Si la Conférence des parties (Cop) de Paris entend étudier la contribution climat des Etats, en vue de limiter la hausse de température à 2°C, pour l’Afrique centrale elle revêt trois enjeux essentiels : réaffirmer l’engagement de la sous-région sur la voie du développement durable, intégrer la question climat dans les politiques de développement des Etats et prendre en compte les efforts de la sous-région en matière d’atténuation, d’adaptation, de pertes et dommages. Avant décembre, «les pays de la CEEAC souhaitent, comme par le passé, s’exprimer d’une seule voix au cours de la Cop 21 où sera adopté le nouveau régime climatique mondial», indique-t-on.

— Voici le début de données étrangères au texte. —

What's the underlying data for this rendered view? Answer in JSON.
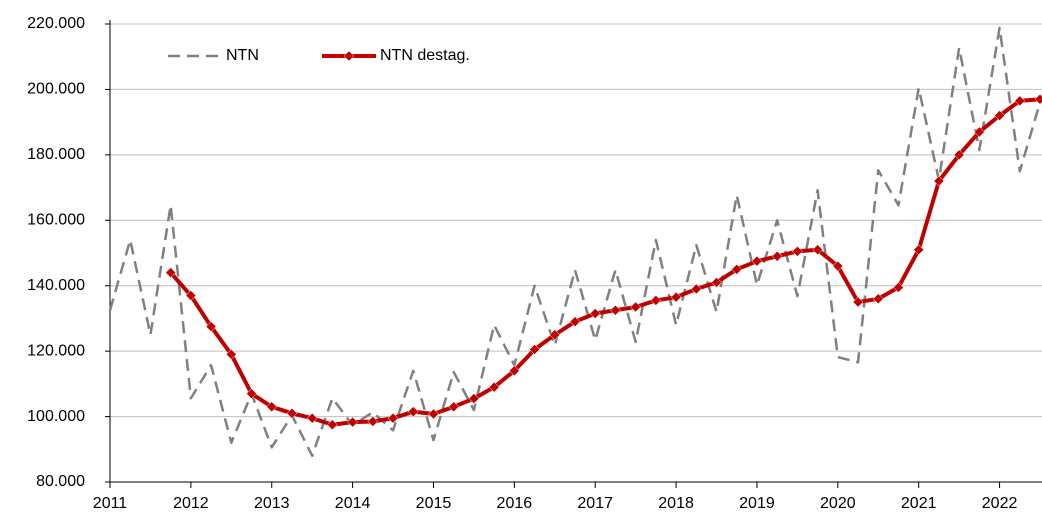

A Libreville, où les travaux se dérouleront en trois sessions distinctes, il s’agira pour les experts, chefs d’Etat et de gouvernement d’examiner le projet d’Accord universel et juridiquement contraignant, d’échanger sur les contributions nationales des Etats (INDC) et sur la contribution régionale, d’examiner les mécanismes de financement, de transfert des technologies et de renforcement des capacités. Il sera aussi question de discuter de la contribution des acteurs non étatiques, d’adopter la feuille de route de l’Afrique centrale avant, pendant et après la Cop 21, et d’adopter une déclaration sur la position commune des Etats membres de la CEEAC dans la perspective de la Cop 21. Les chefs d’Etat devraient clore les travaux le 28 août prochain.